То, что дом наш строился из чего придётся, было следствием одной из трагедий Реставрации[4]. В провинции Этиго, как и во многих других, верили в необходимость двойного правительства. Наши люди считали микадо фигурой священной — негоже императору вести войну и выполнять малоприятные государственные обязанности, — а потому боролись за сохранение власти сёгунов, которым их предки веками хранили верность. В ту пору мой отец был каро, то есть первым советником в княжестве Нагаока; этот пост он занял в шесть лет, когда тот неожиданно освободился вследствие скоропостижной кончины моего дедушки. В силу некоторых необычных обстоятельств отец оказался единственным правителем, и так вышло, что в пору войн Реставрации он исполнял обязанности даймё.

В трагичнейшую минуту истории, какая когда-либо выпадала на долю Нагаоки, провинция Этиго оказалась с теми, кто потерпел поражение. Едва моя мать узнала, что дело её мужа проиграно, а его заточили в темницу, она тут же отправила всех домашних в безопасное место, после чего собственными руками подожгла наш дом, чтобы он не достался врагам, и смотрела со склона горы, как он сгорает дотла.

Когда бурные военные годы остались позади и отца освободили от обязанностей, каковые ему было велено исполнять, пока центральное правительство не упрочит своё положение, он собрал всё, что осталось от родового добра, и, поделившись с бывшими своими вассалами, которые ныне чувствовали себя как рыба, выброшенная на сушу, выстроил временный дом на месте бывшего фамильного гнезда. Затем разбил близ него небольшую шелковичную рощу и гордился тем, что положением сравнялся с крестьянами. Люди из сословия самураев ничего не смыслили в торговле. Иметь дело с деньгами для них издавна считалось позором, так что дела передали верному, но совершенно неопытному Дзие, отец же занимал себя чтением, воспоминаниями и тем, что знакомил своих более косных соседей с идеями прогрессивных реформ, которым они упорно сопротивлялись.

Но от одной роскоши отец так и не отказался. Официальный визит в столицу — до реставрации закон обязывал людей его положения совершать такое путешествие раз в два года[5] — превратился в неофициальную ежегодную поездку, которую отец шутя называл окном в будущее. Название это подходило как нельзя лучше, ведь ежегодные эти поездки позволяли и отцу, и всей нашей семье хоть издали следить за тем, как развивается Япония. Отец всегда привозил из столицы чудесные каллиграфические картины и странные, необычные вещицы: слугам всякие безделицы, детям игрушки, моей матери полезные предметы обихода, а досточтимой бабушке — иноземные редкости.
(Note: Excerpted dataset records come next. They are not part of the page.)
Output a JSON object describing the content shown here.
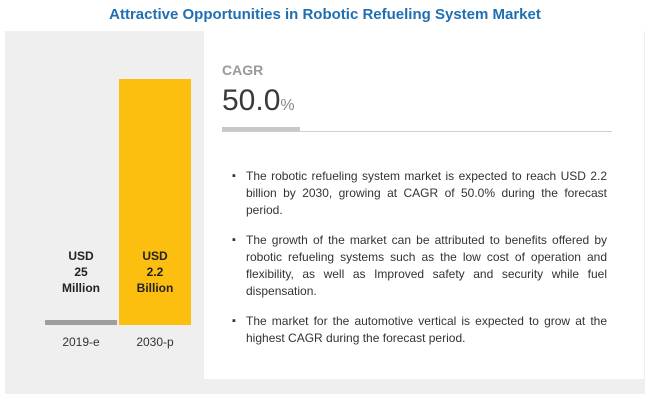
{
  "title": "Attractive Opportunities in Robotic Refueling System Market",
  "cagr": {
    "label": "CAGR",
    "value": "50.0",
    "unit": "%"
  },
  "bullets": [
    "The robotic refueling system market is expected to reach USD 2.2 billion by 2030, growing at CAGR of 50.0% during the forecast period.",
    "The growth of the market can be attributed  to benefits offered by robotic refueling systems such as the low cost of operation and flexibility, as well as Improved safety and security while fuel dispensation.",
    "The market for the automotive vertical is expected to grow at the highest CAGR during the forecast period."
  ],
  "chart_data": {
    "type": "bar",
    "categories": [
      "2019-e",
      "2030-p"
    ],
    "values": [
      0.025,
      2.2
    ],
    "unit": "USD Billion",
    "ylim": [
      0,
      2.2
    ],
    "grid": false,
    "data_labels": [
      [
        "USD",
        "25",
        "Million"
      ],
      [
        "USD",
        "2.2",
        "Billion"
      ]
    ],
    "colors": [
      "#9e9e9e",
      "#fdbf0f"
    ]
  }
}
В этих поездках отца неизменно сопровождал Дзия; по своим обязанностям управляющего ему доводилось входить в сношения с торговцами, а потому он был наслышан о том, как иностранцы ведут дела с японцами. Все признавали, что иностранцы торгуют умно, и пусть порой сделки оказывались исключительно невыгодными для японцев, всё-таки деловые качества чужеземца вызывали восхищение и стремление подражать. Свет не видывал души честнее Дзии, но из-за слепой верности интересам обожаемого господина ему однажды случилось запятнать наше имя позором — на то, чтобы смыть это пятно, ушли долгие месяцы и крупные суммы. Кажется, никто из сторон так толком и не осознал, что именно приключилось. Я знаю, что Дзия всю жизнь ломал над этим голову и казнил себя за проступок.

А случилось вот что.

Дзия свёл знакомство с одним японцем, тот, как агент иностранцев, скупал в окрестных деревнях карточки с яйцами тутового шелкопряда. На такие карточки специальными чернилами наносили имя или камон[6] (герб) хозяина. Потом карточки расстилали под жилищами бабочек, и те откладывали на них тысячи крохотных, как зёрнышки, яиц. После этого карточки сортировали и продавали перекупщикам.

И этот агент — а человек он был очень богатый — сказал Дзие, что если подменить яйца горчичными зёрнами, то эти карточки можно выгодно продать и его хозяин озолотится. И присовокупил, что все купцы Иокогамы ныне ведут дела именно на такой иностранный манер. Якобы это «новый способ укрепить могущество Японии, дабы надменные варвары впредь не могли обойти в торговле сынов Японии».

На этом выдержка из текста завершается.